A NYT contributor makes the case for ignition-interlock breathalyzers for drunk drivers.

People driving while intoxicated still cause about 13,000 deaths a year in the United States. And of the 1.4 million arrests made, one-third involve repeat offenders. The greatest potential of ignition interlocks is to reduce this recidivism.

These hand-held devices, typically attached to dashboards and connected to the ignition, use fuel-cell technology to measure the concentration of alcohol in a person’s breath. Although they are made by various companies, all ignition interlocks conform to strict standards of accuracy set by the National Highway Traffic Safety Administration. If too much alcohol is detected, the car will not start.

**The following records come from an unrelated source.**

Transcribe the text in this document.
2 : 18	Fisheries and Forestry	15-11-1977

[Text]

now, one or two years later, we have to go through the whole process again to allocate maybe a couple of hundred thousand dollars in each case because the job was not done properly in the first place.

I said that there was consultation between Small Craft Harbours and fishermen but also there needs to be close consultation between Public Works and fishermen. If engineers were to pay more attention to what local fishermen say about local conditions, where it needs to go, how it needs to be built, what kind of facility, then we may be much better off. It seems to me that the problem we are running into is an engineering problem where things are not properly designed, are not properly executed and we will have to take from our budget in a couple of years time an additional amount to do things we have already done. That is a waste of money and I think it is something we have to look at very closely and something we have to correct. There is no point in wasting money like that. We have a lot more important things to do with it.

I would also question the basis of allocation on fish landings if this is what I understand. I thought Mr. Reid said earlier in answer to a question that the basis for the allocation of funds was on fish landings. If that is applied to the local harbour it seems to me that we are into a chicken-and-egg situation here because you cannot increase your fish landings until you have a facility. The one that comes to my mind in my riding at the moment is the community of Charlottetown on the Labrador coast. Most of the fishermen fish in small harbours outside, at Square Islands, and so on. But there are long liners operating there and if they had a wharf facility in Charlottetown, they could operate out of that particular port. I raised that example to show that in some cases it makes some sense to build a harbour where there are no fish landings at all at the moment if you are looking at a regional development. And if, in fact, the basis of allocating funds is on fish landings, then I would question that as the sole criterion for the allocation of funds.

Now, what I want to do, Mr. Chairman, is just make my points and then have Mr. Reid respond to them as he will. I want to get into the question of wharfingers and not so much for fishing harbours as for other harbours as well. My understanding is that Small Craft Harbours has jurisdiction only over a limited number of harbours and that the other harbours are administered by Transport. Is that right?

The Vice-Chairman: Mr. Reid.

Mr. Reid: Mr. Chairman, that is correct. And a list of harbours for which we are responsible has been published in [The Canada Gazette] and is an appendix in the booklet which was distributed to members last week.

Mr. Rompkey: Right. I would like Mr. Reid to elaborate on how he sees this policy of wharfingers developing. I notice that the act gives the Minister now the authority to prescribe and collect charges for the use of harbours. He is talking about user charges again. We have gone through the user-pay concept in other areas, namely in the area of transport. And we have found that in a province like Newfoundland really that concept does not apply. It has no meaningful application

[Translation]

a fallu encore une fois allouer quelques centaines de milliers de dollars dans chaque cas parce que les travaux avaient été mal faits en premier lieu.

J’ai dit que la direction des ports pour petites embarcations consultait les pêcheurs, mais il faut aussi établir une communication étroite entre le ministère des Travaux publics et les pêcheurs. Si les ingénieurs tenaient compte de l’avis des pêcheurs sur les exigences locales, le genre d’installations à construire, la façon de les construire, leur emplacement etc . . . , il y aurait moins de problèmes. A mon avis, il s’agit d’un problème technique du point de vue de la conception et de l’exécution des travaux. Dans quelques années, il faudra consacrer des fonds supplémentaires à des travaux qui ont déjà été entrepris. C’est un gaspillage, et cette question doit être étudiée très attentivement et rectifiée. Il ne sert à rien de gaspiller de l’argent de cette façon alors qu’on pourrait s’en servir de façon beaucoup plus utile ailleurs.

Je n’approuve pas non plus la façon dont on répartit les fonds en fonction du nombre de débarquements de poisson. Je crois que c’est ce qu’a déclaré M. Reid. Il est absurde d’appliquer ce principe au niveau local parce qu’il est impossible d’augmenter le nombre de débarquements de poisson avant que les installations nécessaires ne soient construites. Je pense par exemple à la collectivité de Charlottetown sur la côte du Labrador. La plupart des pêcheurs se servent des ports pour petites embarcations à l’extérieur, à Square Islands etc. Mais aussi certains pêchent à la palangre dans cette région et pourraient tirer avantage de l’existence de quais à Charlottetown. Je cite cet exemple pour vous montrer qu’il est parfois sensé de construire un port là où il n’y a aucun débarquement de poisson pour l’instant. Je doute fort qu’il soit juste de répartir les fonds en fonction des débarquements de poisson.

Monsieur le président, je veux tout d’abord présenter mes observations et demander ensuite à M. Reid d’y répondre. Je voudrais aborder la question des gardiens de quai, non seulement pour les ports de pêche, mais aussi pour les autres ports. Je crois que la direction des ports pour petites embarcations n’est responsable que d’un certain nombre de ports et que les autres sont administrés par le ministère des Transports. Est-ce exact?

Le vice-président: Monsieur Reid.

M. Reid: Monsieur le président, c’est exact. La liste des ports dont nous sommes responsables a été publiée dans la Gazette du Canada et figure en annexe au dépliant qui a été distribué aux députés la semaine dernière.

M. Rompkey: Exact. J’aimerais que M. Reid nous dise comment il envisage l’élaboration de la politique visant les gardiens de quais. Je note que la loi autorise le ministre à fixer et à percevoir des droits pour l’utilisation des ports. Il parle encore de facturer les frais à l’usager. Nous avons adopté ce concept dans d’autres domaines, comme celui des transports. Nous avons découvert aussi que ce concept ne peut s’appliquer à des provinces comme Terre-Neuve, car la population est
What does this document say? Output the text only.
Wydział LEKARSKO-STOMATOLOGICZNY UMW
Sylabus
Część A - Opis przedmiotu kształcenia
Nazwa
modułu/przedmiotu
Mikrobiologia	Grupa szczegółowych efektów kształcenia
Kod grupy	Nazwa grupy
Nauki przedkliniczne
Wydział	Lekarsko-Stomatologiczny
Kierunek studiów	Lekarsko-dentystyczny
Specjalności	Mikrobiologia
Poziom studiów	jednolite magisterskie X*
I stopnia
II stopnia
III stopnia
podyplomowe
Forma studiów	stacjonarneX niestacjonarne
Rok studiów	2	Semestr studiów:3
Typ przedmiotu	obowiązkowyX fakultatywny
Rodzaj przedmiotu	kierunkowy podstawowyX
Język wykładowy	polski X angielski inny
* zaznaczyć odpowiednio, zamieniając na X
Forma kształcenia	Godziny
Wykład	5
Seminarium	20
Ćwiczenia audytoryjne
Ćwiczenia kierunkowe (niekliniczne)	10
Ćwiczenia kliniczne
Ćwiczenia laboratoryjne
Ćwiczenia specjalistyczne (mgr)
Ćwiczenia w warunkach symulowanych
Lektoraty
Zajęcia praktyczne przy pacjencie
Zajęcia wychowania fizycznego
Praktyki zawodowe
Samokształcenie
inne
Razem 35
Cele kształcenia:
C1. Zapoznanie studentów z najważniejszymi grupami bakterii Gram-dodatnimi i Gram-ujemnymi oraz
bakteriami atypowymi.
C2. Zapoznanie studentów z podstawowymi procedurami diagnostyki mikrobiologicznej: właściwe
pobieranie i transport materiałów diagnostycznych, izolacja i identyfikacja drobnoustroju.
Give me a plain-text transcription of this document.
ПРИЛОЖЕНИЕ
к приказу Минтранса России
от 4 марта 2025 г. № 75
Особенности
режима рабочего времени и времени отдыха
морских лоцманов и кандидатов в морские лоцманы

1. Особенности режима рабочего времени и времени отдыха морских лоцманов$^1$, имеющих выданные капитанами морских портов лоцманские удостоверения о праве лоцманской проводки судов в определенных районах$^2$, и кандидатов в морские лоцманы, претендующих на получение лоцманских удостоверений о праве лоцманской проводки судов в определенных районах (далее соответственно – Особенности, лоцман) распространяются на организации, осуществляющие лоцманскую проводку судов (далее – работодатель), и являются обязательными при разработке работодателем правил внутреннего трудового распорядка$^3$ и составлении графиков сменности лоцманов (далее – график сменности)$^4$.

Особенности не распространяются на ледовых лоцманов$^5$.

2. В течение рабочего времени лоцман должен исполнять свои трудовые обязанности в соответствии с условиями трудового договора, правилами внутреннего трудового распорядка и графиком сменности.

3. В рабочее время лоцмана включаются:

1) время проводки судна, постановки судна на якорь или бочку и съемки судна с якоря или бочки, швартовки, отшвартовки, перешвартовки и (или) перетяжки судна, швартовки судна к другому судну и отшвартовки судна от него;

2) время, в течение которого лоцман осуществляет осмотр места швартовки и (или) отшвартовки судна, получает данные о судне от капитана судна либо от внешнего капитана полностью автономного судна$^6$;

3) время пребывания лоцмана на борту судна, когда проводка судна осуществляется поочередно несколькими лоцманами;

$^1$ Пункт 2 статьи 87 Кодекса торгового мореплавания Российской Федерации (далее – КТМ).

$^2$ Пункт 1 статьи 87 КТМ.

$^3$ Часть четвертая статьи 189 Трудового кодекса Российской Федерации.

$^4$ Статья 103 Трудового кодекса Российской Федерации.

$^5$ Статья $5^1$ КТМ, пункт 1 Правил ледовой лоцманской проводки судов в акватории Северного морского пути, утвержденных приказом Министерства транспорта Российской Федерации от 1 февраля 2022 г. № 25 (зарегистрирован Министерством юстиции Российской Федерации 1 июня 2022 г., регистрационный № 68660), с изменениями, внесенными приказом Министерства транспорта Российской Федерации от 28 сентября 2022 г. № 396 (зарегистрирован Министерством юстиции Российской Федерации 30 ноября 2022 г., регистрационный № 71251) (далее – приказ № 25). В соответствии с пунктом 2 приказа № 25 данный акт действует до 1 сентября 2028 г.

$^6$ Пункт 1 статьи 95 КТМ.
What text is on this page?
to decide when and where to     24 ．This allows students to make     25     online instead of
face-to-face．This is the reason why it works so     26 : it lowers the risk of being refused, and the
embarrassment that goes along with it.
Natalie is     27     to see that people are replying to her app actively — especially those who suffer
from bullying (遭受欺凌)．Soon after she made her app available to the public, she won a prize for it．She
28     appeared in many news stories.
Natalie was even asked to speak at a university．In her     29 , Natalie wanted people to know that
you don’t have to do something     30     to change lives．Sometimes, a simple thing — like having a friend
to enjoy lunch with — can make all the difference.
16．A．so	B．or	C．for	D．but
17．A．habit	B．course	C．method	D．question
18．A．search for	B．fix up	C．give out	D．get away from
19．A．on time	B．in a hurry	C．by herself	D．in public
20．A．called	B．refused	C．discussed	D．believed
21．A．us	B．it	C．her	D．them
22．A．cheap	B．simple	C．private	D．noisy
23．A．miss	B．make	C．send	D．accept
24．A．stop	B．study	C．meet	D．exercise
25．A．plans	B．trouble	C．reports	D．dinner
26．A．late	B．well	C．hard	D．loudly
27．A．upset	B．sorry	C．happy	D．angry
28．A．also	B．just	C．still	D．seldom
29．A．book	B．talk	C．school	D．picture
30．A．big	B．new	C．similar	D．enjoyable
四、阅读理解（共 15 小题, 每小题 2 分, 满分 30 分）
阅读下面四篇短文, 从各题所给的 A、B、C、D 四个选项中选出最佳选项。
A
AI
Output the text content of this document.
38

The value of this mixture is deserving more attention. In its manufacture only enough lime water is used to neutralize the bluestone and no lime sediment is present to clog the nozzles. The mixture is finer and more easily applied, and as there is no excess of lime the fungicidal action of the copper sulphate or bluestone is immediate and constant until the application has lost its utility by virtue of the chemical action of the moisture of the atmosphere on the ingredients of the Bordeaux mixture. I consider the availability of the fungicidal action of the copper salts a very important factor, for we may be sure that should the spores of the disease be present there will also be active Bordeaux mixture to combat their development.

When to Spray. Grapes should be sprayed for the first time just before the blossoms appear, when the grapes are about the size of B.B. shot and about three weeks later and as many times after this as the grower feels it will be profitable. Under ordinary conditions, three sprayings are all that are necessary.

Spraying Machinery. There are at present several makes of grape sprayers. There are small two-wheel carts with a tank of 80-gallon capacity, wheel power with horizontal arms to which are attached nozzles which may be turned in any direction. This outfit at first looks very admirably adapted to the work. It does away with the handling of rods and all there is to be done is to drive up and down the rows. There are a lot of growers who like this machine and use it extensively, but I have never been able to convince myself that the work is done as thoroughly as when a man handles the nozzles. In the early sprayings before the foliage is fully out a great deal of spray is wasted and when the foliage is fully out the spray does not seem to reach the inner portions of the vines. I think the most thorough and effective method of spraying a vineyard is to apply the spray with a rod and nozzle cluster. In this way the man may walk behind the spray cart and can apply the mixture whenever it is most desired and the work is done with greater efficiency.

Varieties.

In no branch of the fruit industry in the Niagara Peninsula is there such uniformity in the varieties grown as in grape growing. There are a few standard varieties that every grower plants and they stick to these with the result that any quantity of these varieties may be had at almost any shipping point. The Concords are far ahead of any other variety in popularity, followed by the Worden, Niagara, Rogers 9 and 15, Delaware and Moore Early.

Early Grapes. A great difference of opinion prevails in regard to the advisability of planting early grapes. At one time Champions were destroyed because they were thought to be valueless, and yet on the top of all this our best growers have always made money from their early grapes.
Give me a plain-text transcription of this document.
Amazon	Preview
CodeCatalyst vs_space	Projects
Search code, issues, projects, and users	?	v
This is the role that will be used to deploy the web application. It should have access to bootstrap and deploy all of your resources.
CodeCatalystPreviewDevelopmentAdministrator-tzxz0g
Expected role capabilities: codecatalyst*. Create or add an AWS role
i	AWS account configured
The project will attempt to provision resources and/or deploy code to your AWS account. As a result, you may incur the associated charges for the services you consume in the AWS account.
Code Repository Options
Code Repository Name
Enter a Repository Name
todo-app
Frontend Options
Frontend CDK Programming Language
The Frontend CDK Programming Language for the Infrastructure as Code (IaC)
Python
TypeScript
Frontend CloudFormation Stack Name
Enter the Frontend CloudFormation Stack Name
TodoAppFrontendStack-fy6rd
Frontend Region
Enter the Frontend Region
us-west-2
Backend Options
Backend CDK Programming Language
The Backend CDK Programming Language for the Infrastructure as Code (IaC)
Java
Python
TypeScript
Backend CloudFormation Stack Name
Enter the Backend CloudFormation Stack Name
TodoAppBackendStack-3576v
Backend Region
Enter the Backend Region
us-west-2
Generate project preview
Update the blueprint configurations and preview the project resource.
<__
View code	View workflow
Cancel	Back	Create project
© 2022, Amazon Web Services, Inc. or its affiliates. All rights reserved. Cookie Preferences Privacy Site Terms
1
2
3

A person who has been drinking might naturally think of fooling the device by persuading a sober person to start the engine, but that is not enough to subvert the system, because the device requires breath samples while the person drives — at random intervals of five minutes to an hour. (At least one company is also integrating cameras with the interlocks to photograph the driver when he provides a breath sample.) The unit keeps a log of all tests, and it is sealed so that any attempts at tampering can be detected.

Ignition-interlock devices are not perfectly effective; a drunk can often borrow another car. But in one recent study they were found to reduce repeat drunk-driving offenses by 65 percent. If they were widely installed, the devices would save up to 750 lives a year, a recent National Highway Transportation Safety Administration report estimated.